Abstract

The maintenance of a large gas distribution network requires daily interventions scattered throughout the territory and with a strong "non-stationary" nature. As a result, the location of spare parts used for maintenance operations is equally distributed throughout the country. Therefore, to increase the productivity of the maintenance teams, it is essential to bring the spare parts closer to their destination, in order to reduce the travel time of the maintenance teams to a minimum in order to reach the intervention address. In this regard, the use of a third party logistic provider is hypothesized, who autonomously manages the shipment and storage of spare parts at transitory warehouses near the first intervention of each team’s day. The advantage of increased productivity of the maintenance teams is contrasted by the cost of shipping spare parts and the need for careful planning of in field operations. A basic general model was therefore developed to allow a preliminary assessment of the investment project.
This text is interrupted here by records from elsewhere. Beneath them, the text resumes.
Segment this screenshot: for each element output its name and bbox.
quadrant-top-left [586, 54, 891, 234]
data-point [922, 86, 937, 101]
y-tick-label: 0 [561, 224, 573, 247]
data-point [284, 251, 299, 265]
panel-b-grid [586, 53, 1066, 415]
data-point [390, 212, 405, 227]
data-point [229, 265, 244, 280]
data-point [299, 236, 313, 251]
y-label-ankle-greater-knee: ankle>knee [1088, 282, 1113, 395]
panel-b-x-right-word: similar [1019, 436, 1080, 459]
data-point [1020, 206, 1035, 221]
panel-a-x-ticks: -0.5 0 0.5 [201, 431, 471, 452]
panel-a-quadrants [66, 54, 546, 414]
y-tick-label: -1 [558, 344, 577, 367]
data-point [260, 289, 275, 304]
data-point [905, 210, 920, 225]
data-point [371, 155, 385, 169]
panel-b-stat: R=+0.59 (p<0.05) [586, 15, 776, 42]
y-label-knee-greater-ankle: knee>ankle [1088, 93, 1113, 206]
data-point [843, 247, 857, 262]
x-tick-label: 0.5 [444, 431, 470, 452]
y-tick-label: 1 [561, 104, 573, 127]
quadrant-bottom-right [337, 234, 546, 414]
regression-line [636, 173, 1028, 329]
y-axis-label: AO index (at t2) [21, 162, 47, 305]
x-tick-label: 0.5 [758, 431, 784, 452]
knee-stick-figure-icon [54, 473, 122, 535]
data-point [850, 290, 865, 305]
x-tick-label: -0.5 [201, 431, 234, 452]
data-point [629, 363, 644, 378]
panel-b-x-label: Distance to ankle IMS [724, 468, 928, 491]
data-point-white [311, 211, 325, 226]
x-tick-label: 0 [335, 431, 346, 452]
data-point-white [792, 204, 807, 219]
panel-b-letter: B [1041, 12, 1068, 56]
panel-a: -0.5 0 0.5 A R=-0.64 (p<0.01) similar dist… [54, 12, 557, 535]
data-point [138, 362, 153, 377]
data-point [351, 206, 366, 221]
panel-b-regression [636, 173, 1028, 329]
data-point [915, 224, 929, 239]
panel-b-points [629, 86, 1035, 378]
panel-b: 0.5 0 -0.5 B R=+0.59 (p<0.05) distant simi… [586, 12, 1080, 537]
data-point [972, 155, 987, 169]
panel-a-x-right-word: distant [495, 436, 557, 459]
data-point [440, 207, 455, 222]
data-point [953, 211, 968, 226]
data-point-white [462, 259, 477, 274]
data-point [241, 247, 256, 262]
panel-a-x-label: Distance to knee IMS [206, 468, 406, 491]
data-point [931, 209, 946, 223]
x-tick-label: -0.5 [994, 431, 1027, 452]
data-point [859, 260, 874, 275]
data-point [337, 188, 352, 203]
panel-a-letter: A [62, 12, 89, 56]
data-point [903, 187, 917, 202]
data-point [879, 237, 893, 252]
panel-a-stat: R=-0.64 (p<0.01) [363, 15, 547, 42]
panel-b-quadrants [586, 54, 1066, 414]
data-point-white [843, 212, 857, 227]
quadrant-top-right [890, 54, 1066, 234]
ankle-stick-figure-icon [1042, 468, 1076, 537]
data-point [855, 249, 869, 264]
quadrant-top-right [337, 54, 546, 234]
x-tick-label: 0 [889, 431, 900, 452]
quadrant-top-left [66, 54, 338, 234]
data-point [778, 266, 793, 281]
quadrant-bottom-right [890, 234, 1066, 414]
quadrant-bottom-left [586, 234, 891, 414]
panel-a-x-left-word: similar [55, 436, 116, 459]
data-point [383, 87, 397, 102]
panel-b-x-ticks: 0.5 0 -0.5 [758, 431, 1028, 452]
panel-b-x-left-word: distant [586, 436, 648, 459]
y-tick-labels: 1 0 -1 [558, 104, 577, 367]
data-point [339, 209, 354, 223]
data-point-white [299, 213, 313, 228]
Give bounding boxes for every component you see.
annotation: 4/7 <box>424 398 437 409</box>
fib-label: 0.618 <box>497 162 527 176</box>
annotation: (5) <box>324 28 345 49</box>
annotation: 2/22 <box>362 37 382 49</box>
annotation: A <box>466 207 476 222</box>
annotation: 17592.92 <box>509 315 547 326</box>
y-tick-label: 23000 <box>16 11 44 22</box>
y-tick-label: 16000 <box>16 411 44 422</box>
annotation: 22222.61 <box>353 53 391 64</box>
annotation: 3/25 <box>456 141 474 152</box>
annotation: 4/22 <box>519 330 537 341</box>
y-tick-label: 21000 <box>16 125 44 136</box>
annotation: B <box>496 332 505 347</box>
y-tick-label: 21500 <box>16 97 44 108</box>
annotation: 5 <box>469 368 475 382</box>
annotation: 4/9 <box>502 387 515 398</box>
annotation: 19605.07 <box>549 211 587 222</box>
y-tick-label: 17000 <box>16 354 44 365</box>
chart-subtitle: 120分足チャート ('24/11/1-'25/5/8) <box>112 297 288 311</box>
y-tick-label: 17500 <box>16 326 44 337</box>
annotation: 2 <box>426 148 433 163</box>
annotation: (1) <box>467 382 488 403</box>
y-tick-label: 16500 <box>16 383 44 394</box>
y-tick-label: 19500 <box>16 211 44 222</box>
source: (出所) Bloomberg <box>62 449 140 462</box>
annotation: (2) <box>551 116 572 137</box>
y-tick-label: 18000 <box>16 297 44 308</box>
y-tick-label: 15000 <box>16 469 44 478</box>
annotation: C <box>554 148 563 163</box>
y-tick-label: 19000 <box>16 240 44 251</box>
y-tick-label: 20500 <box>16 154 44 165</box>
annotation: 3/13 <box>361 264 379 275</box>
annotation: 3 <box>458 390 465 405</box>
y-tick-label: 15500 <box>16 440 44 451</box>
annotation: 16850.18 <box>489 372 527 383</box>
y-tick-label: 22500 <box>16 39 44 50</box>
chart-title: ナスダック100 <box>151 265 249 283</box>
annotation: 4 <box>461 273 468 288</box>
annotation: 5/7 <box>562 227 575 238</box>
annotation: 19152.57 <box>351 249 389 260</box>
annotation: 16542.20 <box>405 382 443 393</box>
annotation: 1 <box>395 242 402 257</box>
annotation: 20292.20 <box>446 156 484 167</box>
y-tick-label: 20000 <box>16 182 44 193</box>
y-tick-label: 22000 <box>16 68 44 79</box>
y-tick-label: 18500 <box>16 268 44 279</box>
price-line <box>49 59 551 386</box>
The goodness of the theorized model was then validated through its application to a case study, through an analysis of the differential costs between current model and new logistics management, evaluating the investment project with the typical techniques of the payback period (PbP) and net present value (NPV). Results obtained confirm the profitability of the theorized model, and the results obtained from the feasibility study are strongly in favor of the adoption of the new 3PL model for the studied company and so, generalizing, could be a winning strategy for all utilities company.